Fifth Annual John L. Gedid Lecture Examines Bias in the Courtroom
Harrisburg Correspondent - Published: April 5, 2011
Christopher Robertson, associate professor of law at the University of Arizona’s James E. Rogers College of Law, delivered the fifth-annual John L. Gedid lecture on April 5, 2011. His talk, “Fixing Bias: How to Use Law to Prevent Biased Decisions by Jurors, Judges, Physicians and Scientists,” took place at 4:30 in room A180 of the administration building on the Harrisburg campus.

Dean Linda L. Ammons opened the event and explained that the purpose of the John L. Gedid was to welcome, guide, and encourage all faculty members to follow in Professor John L. Gedid’s footsteps. Professor Gedid received the promotional brochure signed by Robertson as a gift, and his wife received a gift of chocolates.

Associate Professor Wesley Oliver then introduced Robertson, who Oliver taught as a student at Harvard Law School.

Robertson started the lecture by reciting a quote from The Federalist; “As long as the reason of man continues fallible, and he is at liberty to exercise it, different opinions will be formed. As long as the connection subsists between his reason and his self love, his opinions and his passions will have a reciprocal influence on each other and the former will be objects to which the latter will attach themselves.”

He explained that out of all the books published from 1880 to 2000, there were far less books on expertise than books on bias.

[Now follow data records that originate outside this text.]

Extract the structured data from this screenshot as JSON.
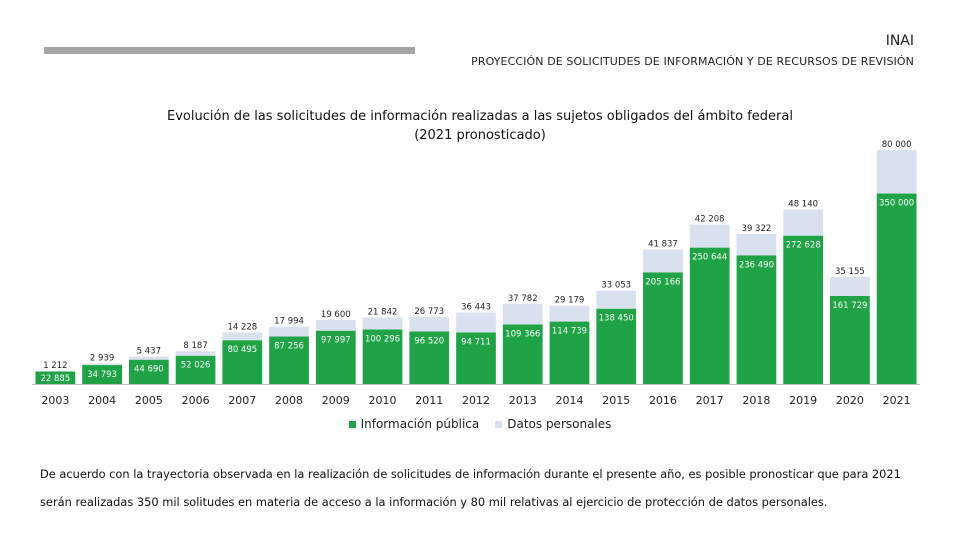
{
  "header": {
    "org": "INAI",
    "subtitle": "PROYECCIÓN DE SOLICITUDES DE INFORMACIÓN Y DE RECURSOS DE REVISIÓN"
  },
  "chart_data": {
    "type": "bar",
    "stacked": true,
    "title": "Evolución de las solicitudes de información realizadas a las sujetos obligados del ámbito federal",
    "title2": "(2021 pronosticado)",
    "categories": [
      "2003",
      "2004",
      "2005",
      "2006",
      "2007",
      "2008",
      "2009",
      "2010",
      "2011",
      "2012",
      "2013",
      "2014",
      "2015",
      "2016",
      "2017",
      "2018",
      "2019",
      "2020",
      "2021"
    ],
    "series": [
      {
        "name": "Información pública",
        "color": "#1fa346",
        "values": [
          22885,
          34793,
          44690,
          52026,
          80495,
          87256,
          97997,
          100296,
          96520,
          94711,
          109366,
          114739,
          138450,
          205166,
          250644,
          236490,
          272628,
          161729,
          350000
        ],
        "labels": [
          "22 885",
          "34 793",
          "44 690",
          "52 026",
          "80 495",
          "87 256",
          "97 997",
          "100 296",
          "96 520",
          "94 711",
          "109 366",
          "114 739",
          "138 450",
          "205 166",
          "250 644",
          "236 490",
          "272 628",
          "161 729",
          "350 000"
        ]
      },
      {
        "name": "Datos personales",
        "color": "#d9e1ee",
        "values": [
          1212,
          2939,
          5437,
          8187,
          14228,
          17994,
          19600,
          21842,
          26773,
          36443,
          37782,
          29179,
          33053,
          41837,
          42208,
          39322,
          48140,
          35155,
          80000
        ],
        "labels": [
          "1 212",
          "2 939",
          "5 437",
          "8 187",
          "14 228",
          "17 994",
          "19 600",
          "21 842",
          "26 773",
          "36 443",
          "37 782",
          "29 179",
          "33 053",
          "41 837",
          "42 208",
          "39 322",
          "48 140",
          "35 155",
          "80 000"
        ]
      }
    ],
    "legend": [
      "Información pública",
      "Datos personales"
    ],
    "legend_position": "bottom",
    "ylim": [
      0,
      430000
    ],
    "grid": false
  },
  "footnote": "De acuerdo con la trayectoria observada en la realización de solicitudes de información durante el presente año, es posible pronosticar que para 2021 serán realizadas 350 mil solitudes en materia de acceso a la información y 80 mil relativas al ejercicio de protección de datos personales."
}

Many people tend to alienate themselves the facts and instead rely on advice from others. Robertson returned to this tension throughout his remarks.

Robertson described expertise as epistemic reliance, which is how people come to know things. People rely on others who are metaphorically closer to the truth. For example, appellate courts might rely on the findings of trial courts while the trial courts themselves are relying on expert witnesses, who may in turn rely on scientific literature.

Bias is a systematic form of error that occurs in an appreciable way. Potential bias actors include courts, scientists, advisors, and citizens. Robertson noted a study of malpractice and products liability suits that indicated 86% of trials used experts and that there were an average of 4 experts per trial. He argued that this was not an efficient way for jurors to make a decision because they are weighing the testimony of experts on each side. With lawyers on either side trying to steer the testimony of the expert witnesses, a jury is then left to decide whom to believe.

He concluded by quoting Judge Jack Weinstein; “An expert can be found to testify to the truth of almost any theory, no matter how frivolous.”

Robertson suggested that the solution to such bias is “blinding.” First there would be an intermediary, such as a nonprofit organization, who would select a qualified and unbiased expert. Then they would provide a clean record for the expert to review. This process would require no change to the law or intervention to the court. Each litigant would then decide whether to disclose the opinion. He concluded that as a result the fact finders would find blind experts more persuasive than hired experts and that litigants using blind experts would win or settle cases earlier.

Putting this theory to the test, Robertson had 275 mock jurors watch a 35-45 minute video of a mock trial. Then he used his method of blind expert witnesses. He found that when a party used a blind expert, they increased their chance of winning by 19%.

At the end of the lecture, students and faculty were able to ask Robertson questions on his experiment and thesis. Following the question and answer segment, there was a reception.